It's an important day for Pandora (P).

CEO Joseph Kennedy is pleading his case in favor of the Internet Radio Fairness Act today, hoping that restrictive royalty restrictions that have gotten in the way of the company turning a consistent profit will ease up.

Unlike Sirius XM Radio (SIRI 0.98%), which pays a small percentage of its revenue, Pandora and other Internet radio companies have to pay a fee for every song that is streamed. It's just a fraction of a cent for every tune, but when you consider the bandwidth and technology costs coupled with the low rates for online advertising on digital radio, it's hard to make a living that way.

Kennedy argues that Pandora will pay SoundExchange almost $250 million in royalties this year, and that's more than half of the $429 million that analysts see the company collecting in total revenue. Kennedy points to Sirius XM paying just 7.5% of its revenue and cable radio shelling out only 15% of its take.

However, Kennedy may be missing a few key points.

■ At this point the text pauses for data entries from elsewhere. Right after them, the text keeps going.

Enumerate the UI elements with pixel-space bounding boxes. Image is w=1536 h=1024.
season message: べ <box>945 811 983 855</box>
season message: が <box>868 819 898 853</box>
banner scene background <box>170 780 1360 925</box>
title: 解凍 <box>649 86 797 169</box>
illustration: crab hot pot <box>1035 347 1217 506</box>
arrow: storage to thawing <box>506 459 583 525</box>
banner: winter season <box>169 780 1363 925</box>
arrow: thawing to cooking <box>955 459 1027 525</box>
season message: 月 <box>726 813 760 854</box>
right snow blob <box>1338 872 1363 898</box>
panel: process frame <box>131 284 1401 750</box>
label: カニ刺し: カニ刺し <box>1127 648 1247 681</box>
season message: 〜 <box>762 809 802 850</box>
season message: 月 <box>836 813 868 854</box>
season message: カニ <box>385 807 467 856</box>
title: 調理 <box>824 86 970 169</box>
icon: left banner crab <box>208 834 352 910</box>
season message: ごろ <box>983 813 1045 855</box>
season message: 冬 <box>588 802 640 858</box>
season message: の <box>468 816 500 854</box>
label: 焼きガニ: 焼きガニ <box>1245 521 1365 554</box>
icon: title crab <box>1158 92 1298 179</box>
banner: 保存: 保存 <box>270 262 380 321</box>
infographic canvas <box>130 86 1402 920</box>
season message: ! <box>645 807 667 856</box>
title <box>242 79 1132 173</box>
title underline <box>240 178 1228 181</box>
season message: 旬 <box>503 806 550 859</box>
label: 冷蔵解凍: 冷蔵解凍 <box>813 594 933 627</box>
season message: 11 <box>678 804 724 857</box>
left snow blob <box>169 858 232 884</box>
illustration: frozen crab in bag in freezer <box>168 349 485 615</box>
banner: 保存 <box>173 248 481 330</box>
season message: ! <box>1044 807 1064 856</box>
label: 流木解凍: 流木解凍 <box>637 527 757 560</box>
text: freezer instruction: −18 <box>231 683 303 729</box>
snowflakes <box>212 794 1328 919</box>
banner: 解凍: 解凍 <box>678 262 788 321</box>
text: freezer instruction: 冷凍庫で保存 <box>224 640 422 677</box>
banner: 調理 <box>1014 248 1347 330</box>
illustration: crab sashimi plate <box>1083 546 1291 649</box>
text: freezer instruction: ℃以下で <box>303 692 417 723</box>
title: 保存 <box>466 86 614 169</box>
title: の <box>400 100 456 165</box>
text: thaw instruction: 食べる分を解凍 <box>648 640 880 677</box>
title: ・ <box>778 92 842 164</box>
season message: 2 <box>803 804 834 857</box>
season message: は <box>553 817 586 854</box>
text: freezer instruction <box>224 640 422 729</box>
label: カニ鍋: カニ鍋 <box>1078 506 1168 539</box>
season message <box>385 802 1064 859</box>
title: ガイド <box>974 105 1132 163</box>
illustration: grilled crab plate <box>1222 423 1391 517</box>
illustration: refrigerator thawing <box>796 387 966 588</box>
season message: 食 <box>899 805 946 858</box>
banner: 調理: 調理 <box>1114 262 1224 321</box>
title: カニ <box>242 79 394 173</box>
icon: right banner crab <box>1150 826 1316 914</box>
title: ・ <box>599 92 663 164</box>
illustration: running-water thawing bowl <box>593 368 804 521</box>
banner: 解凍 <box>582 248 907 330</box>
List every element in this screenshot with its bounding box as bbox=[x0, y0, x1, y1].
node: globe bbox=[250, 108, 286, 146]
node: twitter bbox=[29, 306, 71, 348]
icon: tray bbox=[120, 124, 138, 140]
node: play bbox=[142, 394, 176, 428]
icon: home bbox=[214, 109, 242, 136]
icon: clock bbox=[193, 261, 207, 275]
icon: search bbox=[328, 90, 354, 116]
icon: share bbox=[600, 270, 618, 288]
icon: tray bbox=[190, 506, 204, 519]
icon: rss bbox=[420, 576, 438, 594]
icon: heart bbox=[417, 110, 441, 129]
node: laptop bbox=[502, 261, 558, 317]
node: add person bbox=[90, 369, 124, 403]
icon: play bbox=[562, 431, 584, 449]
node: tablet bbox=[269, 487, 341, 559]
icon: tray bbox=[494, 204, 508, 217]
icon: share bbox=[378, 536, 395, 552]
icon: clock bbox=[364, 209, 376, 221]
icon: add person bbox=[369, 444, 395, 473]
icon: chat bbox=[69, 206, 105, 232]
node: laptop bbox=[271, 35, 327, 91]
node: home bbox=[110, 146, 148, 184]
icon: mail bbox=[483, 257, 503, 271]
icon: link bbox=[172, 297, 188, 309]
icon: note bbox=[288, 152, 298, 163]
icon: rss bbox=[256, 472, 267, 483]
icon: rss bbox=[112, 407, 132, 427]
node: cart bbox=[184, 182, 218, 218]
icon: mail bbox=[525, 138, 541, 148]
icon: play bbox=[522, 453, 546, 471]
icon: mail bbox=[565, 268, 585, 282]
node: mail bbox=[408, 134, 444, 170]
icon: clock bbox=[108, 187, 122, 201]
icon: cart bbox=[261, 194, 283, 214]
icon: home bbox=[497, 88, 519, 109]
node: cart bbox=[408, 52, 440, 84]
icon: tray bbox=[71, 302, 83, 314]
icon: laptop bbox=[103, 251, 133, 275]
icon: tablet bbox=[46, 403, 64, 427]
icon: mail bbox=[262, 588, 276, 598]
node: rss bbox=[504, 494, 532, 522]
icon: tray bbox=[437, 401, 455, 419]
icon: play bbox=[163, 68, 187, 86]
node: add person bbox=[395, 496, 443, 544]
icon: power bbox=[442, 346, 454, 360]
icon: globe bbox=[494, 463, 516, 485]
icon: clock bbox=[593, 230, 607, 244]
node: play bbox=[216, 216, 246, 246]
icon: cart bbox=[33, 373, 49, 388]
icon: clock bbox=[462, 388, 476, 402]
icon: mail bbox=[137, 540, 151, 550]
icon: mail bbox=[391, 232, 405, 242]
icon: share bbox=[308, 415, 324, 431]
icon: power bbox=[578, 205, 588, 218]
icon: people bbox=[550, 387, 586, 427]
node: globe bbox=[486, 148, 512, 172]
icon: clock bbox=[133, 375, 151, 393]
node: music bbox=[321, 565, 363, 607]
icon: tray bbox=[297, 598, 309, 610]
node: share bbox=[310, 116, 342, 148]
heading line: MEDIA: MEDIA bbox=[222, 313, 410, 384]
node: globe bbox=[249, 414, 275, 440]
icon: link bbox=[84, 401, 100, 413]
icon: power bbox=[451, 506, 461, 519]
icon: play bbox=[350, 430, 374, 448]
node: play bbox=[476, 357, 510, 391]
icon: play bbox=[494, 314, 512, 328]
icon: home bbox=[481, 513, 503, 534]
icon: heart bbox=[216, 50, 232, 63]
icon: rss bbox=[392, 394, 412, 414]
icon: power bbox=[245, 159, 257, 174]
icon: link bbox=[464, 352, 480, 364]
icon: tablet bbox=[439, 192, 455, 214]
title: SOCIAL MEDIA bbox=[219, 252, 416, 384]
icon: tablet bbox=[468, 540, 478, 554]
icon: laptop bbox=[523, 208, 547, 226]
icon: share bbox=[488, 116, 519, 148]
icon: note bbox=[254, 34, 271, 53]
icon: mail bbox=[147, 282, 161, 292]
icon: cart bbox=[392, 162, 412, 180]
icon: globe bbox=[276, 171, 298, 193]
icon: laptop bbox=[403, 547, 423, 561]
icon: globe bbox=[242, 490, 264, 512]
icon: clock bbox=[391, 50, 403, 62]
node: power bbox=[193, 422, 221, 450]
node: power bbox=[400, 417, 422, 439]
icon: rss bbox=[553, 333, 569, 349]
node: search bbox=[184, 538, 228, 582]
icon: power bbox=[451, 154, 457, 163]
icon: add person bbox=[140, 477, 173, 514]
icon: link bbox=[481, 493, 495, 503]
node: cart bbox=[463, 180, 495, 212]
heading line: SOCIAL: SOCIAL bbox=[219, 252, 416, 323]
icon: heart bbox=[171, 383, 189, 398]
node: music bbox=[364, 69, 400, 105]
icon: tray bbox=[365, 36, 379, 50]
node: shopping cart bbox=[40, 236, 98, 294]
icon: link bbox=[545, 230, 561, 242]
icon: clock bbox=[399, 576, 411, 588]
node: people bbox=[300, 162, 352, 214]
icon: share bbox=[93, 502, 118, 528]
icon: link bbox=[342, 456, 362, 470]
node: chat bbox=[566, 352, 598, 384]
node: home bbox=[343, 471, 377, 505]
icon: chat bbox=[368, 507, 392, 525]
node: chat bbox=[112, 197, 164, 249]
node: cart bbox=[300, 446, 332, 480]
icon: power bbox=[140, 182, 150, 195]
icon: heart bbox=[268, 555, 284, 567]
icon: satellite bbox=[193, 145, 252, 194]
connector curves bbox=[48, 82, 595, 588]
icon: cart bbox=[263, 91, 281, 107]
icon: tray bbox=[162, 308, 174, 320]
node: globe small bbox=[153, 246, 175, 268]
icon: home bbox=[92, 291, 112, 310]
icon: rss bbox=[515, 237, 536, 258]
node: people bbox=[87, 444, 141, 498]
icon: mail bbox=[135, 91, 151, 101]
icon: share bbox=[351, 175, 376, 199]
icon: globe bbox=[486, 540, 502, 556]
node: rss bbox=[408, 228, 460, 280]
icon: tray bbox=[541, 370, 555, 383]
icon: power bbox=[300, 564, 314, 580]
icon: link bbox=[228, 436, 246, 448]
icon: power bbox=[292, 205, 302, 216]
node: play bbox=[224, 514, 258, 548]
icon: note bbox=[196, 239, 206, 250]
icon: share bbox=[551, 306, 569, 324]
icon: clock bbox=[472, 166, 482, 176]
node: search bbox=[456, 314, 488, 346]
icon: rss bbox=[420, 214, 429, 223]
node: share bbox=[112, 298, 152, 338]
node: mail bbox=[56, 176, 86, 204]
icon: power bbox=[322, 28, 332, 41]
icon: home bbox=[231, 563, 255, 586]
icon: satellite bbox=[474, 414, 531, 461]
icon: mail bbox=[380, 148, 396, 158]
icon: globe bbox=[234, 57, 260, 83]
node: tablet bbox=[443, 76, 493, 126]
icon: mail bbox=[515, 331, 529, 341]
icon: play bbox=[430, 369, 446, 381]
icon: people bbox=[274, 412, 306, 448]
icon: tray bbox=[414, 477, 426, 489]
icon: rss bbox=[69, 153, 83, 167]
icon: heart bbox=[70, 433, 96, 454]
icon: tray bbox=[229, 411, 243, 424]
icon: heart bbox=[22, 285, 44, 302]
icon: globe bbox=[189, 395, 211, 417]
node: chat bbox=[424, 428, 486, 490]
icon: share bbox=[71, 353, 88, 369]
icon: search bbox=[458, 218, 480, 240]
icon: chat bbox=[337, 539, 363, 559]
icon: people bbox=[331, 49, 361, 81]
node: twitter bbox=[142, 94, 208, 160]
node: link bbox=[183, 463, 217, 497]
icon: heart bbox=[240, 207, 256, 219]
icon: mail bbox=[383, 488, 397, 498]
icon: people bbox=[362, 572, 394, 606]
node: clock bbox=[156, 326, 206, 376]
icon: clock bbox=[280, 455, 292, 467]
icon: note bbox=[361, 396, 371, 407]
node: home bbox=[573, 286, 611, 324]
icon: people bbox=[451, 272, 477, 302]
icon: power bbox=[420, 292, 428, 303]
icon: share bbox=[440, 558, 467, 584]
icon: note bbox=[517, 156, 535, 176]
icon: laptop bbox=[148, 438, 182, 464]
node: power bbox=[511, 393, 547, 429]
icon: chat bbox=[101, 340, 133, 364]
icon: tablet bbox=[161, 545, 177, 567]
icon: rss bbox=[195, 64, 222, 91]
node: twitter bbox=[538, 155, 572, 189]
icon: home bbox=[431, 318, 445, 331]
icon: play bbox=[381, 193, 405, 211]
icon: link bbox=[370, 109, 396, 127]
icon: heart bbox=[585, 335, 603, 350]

  • Sirius XM still already pays artists and their record labels a princely sum. Paying 7.5% of the $3.4 billion in revenue that analysts are targeting this year would find the satellite radio giant paying slightly more than the $250 million that Pandora is complaining about -- even though Sirius XM has fewer users.
  • Sirius XM is about far more than music. Try it some time, Kennedy.
  • This wouldn't be such a big problem if Pandora got more of its subscribers to pay up for premium subscriptions, you know, like Sirius XM, cable radio companies, or even fellow digital service operator Spotify.

Pandora's already wearing the ruby red slippers. It's had the power to get what it wants all along. If Pandora wants to argue about why it has to pay rates that terrestrial radio station operators do not -- an argument that makes far more sense but may mean losing Internet Radio Fairness Act partner CC Media Holdings' (NASDAQOTH: CCMO) Clear Channel Radio -- it can do that. However, complaining that premium services have it better when it can't get more of its freeloaders to pay up for ad-free streams may be a bigger knock on itself than a bargaining chip.

It's easy to see why Pandora's speaking up. Even if it means angering the artists that it relies on for content, this is a field that's about to get even more competitive soon.

Forget Microsoft's (MSFT -1.27%) recent rollout of Xbox Music, the software giant's new streaming platform that offers what Spotify, Pandora, and iHeartRadio are already specializing in these days. The real monster here is Apple (AAPL -1.22%), and reports claiming that Apple is in licensing talks with major record labels for a streaming service of its own is something that has hurt Pandora's stock lately far more than music royalty rates.

It will be great for Pandora shareholders if it succeeds here. However, a victory here will also be a dinner bell for new and existing competition.

Is Pandora ready to crack open its namesake box?